Aktuell präsentiert sich das Krankenhaus als eine Klinik der Basisversorgung, die laut Direktor Beck als akademisches Lehrkrankenhaus der Otto-von-Guericke-Universität Magdeburg in der Region und darüber hinaus agiert. Beck: "Jährlich werden hier mehr als 10 000 Patienten stationär behandelt. Über 13 000 ambulante Behandlungen kommen hinzu." Das auf 240 Betten verteilte Leistungsspektrum reicht von der Inneren Medizin mit Geriatrischem Zentrum über verschiedene Bereiche der Chirurgie sowie Frauenheilkunde und Geburtshilfe bis hin zur Kinder- und Jugendmedizin und der HNO-Abteilung.
"Ein Krankenhaus ist immer nur so gut wie seine Mitarbeiter", sagt Direktor Beck. Und Dr. Hans Ulrich Trebst stimmt ihm zu. Der 86-jährige Genthiner Mediziner hat die Umstrukturierung zur neuen Frauenklinik um das Jahr 1963 hautnah miterlebt: "Ich bin 1960 mehr oder weniger zufällig Chefarzt geworden, weil der Arzt Dr. Rupp, den ich eine Zeit lang vertreten sollte, im Westen geblieben war." Seinerzeit wandelte sich die Gynäkologie vom Teilbereich der Chirurgie zur eigenständigen Abteilung. Trebst erinnert sich: "Es gab nicht nur Sonnenschein, manchmal war es eine harte Zeit. Wir haben häufiger um Menschenleben gezittert." Der Arzt sagte kürzlich: "Ich hatte großen Respekt vor jeder einzelnen Operation. Und immer auch ein klein wenig Angst." 1963 bezeichnet er als "das fruchtbarste Jahr meiner Laufbahn. Wir hatten hier 1300 Geburten, darunter nur 13 Kaiserschnitte. Diesbezüglich haben sich die Zeiten deutlich geändert."

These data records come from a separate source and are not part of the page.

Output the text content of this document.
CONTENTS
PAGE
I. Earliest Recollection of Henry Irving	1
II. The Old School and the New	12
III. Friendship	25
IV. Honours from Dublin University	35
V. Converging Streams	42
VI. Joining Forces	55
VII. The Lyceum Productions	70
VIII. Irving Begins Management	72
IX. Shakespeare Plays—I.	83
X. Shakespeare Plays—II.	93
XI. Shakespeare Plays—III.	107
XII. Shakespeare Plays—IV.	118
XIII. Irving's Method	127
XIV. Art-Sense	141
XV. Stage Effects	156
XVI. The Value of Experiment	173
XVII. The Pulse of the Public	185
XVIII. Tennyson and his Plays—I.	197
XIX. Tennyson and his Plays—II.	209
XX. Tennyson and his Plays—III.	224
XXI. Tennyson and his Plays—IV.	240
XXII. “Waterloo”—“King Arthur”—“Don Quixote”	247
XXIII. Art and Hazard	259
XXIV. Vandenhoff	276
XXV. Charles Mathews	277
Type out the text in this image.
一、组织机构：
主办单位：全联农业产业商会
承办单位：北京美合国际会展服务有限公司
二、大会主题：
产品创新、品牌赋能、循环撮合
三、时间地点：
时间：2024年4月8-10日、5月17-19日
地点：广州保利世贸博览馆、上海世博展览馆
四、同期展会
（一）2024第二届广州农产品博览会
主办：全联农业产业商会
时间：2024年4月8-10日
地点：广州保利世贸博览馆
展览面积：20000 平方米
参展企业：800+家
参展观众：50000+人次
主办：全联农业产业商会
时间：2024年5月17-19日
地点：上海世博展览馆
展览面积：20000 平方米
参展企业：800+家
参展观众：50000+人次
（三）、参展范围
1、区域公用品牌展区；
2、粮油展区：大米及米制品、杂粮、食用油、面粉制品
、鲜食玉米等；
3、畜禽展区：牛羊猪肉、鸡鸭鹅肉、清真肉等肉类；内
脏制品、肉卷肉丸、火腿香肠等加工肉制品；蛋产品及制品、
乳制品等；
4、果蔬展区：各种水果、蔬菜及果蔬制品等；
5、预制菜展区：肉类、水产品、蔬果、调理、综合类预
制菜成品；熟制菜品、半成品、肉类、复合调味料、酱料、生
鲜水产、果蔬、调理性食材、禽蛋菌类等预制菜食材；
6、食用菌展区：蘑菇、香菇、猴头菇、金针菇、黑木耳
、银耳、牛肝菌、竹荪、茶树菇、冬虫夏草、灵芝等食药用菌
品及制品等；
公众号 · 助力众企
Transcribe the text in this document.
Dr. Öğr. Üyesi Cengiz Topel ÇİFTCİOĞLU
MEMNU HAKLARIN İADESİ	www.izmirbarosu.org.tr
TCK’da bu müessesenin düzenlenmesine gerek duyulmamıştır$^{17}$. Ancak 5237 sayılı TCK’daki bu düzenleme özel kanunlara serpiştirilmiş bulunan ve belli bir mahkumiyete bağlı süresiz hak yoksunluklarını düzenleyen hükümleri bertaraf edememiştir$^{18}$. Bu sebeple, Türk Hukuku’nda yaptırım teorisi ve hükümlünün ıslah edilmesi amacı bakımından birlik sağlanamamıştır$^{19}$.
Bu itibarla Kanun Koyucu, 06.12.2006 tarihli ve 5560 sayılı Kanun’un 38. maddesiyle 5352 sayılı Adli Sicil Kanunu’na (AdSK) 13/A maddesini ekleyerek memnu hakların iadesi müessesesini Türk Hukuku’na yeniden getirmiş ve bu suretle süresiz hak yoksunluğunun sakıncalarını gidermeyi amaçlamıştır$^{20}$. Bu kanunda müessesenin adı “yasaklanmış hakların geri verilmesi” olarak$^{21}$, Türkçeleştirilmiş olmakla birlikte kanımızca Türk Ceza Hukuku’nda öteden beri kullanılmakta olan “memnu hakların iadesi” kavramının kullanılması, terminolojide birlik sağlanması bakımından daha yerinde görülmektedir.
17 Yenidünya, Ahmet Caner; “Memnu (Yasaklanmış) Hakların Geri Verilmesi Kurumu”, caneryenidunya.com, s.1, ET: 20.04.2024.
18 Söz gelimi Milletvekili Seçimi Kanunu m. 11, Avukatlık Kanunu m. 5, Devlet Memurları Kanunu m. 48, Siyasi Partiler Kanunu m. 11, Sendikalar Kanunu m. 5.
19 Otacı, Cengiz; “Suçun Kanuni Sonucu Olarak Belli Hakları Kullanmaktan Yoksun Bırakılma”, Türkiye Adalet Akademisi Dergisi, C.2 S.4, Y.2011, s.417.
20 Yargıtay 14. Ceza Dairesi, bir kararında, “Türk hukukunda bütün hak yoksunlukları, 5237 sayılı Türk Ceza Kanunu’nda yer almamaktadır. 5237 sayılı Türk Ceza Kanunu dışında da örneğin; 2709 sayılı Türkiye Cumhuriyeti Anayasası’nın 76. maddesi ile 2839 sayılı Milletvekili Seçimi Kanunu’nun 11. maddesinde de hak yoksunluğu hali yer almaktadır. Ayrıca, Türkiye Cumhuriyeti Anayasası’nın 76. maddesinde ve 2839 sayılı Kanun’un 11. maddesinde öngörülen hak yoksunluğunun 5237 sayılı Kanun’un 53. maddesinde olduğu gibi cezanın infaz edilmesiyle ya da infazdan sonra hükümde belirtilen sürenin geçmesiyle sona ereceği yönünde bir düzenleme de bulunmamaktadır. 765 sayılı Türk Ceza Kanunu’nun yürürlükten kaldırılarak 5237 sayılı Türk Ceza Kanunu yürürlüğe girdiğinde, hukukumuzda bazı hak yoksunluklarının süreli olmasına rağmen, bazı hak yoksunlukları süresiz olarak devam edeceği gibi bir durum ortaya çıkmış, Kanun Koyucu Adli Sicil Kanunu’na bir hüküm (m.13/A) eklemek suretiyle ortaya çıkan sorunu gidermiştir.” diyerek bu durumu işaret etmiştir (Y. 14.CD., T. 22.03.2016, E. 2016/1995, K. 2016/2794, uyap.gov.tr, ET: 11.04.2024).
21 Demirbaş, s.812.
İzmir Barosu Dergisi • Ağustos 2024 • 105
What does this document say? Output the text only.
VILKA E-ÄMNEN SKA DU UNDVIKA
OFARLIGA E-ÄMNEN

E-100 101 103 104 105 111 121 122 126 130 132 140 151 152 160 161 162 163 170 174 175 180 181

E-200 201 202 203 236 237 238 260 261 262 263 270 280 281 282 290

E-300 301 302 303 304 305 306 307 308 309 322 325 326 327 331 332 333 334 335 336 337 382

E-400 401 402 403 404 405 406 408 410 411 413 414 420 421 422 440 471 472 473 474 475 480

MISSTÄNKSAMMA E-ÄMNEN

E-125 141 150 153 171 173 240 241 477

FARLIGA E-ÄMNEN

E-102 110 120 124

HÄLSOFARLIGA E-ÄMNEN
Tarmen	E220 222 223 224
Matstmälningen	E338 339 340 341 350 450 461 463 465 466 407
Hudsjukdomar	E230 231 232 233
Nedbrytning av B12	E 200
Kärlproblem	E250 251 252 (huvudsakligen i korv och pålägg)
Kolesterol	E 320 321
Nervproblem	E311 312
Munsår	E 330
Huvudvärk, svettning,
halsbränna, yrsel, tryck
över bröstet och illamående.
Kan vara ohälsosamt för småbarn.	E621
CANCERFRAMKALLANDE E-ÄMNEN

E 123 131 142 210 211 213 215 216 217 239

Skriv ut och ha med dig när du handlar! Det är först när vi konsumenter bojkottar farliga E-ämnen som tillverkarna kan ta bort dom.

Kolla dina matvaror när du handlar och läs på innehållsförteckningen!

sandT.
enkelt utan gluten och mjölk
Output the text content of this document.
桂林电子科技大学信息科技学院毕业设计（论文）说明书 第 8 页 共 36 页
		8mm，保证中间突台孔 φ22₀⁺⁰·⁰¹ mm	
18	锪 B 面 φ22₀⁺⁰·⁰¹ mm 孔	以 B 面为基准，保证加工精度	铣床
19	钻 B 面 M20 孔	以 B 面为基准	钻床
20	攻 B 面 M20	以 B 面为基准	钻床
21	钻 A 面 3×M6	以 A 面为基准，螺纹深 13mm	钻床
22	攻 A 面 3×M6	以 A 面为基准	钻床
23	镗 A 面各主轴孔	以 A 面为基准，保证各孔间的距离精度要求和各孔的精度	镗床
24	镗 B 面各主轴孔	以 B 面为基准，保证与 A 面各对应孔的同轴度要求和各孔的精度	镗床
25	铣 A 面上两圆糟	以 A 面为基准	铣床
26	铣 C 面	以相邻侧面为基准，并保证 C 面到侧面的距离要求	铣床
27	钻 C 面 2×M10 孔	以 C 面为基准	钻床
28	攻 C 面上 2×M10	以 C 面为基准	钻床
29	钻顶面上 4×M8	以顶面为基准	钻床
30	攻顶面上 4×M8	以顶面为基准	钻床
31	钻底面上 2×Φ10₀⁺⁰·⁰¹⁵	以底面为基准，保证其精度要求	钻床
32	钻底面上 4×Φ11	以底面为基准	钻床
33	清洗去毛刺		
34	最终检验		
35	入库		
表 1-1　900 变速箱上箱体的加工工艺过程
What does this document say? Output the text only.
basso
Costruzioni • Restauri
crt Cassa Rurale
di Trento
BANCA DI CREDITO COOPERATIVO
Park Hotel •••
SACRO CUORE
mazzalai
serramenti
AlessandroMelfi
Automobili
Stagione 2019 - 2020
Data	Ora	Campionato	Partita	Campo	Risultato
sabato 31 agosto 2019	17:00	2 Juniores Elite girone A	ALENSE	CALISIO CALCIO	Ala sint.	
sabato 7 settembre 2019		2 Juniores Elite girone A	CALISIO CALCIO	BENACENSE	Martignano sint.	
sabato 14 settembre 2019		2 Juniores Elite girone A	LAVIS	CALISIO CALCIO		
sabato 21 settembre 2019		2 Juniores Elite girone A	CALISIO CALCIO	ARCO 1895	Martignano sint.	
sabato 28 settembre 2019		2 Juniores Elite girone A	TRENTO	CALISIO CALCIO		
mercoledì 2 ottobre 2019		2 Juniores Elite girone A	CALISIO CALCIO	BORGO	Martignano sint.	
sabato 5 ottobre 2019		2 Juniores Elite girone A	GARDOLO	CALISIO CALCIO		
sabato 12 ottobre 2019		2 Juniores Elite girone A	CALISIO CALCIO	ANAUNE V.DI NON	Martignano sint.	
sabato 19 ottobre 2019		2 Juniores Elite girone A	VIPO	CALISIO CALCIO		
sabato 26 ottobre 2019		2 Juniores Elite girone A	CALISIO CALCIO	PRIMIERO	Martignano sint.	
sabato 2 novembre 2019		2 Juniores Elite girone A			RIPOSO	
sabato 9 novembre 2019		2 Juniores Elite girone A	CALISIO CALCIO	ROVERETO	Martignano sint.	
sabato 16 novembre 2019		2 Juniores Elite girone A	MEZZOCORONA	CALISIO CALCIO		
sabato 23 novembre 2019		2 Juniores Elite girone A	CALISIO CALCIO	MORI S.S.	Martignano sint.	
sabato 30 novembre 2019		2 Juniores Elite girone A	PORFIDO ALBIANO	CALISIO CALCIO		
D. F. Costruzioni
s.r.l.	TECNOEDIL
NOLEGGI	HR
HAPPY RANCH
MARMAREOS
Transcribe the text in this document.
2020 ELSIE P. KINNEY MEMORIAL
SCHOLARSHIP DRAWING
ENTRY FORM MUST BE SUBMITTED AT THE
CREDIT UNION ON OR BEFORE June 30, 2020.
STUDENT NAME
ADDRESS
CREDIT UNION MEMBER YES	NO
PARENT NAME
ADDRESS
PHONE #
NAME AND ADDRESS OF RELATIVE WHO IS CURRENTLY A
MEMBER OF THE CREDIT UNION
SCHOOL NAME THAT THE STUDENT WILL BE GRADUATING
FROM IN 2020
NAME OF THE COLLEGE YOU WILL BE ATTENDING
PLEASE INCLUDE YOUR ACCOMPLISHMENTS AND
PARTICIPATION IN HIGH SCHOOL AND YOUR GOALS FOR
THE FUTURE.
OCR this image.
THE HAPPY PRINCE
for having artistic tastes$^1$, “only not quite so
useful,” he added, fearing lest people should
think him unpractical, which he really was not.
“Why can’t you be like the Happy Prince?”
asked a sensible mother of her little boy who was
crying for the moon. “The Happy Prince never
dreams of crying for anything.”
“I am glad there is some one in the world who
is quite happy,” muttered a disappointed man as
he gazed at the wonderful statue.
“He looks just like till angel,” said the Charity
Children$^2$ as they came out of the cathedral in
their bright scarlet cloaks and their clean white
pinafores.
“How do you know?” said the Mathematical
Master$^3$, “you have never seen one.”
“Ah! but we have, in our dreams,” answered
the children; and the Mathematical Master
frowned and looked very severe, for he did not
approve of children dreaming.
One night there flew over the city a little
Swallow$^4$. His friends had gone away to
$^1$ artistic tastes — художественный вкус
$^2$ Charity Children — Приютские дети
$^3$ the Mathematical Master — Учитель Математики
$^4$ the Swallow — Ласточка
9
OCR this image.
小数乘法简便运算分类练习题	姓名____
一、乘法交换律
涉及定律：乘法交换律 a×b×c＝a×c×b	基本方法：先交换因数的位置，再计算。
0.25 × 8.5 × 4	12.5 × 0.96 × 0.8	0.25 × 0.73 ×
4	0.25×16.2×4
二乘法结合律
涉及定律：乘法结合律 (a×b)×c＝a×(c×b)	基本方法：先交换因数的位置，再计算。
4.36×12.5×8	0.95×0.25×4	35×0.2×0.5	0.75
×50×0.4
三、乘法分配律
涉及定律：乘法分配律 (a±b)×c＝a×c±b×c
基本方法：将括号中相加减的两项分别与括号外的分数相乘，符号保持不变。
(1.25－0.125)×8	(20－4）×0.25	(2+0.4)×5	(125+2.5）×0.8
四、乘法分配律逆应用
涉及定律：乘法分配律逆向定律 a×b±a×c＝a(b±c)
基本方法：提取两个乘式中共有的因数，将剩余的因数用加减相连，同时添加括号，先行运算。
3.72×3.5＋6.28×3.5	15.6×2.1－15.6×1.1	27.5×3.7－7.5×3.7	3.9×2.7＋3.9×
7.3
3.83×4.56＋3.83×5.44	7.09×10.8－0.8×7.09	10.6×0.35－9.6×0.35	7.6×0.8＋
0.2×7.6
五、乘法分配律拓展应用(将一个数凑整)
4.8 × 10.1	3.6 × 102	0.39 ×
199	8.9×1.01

Ein Parteiverfahren beendete seine Chefarzt-Zeit in Burg 1971: "Mir wurde unsittliches Verhalten vorgeworfen, weil ich ein Verhältnis mit einer OP-Schwester hatte - mit dieser Frau bin ich noch heute verheiratet."
Trebst setzt seine medizinische Karriere fort, arbeitet in Elsterwerda, Malchin und seit 1977 in seiner Praxis in der Genthiner Poliklinik ("Der stetige Wind in Mecklenburg hat meiner Frau nicht mehr gefallen"). Er macht 1992 Schluss, kann aber immer noch nicht ohne Kittel, hilft bis 2009 dem DRK-Blutspendedienst. "Damals und heute kann man nicht vergleichen", sagt Trebst. "Ich habe es mir nie nehmen lassen, auch mal beim Patienten auf der Bettkante zu sitzen." Über den heutigen Ärztlichen Direktor Dr. Beck sagt Trebst: "Er ist ein Glücksfall für das Krankenhaus."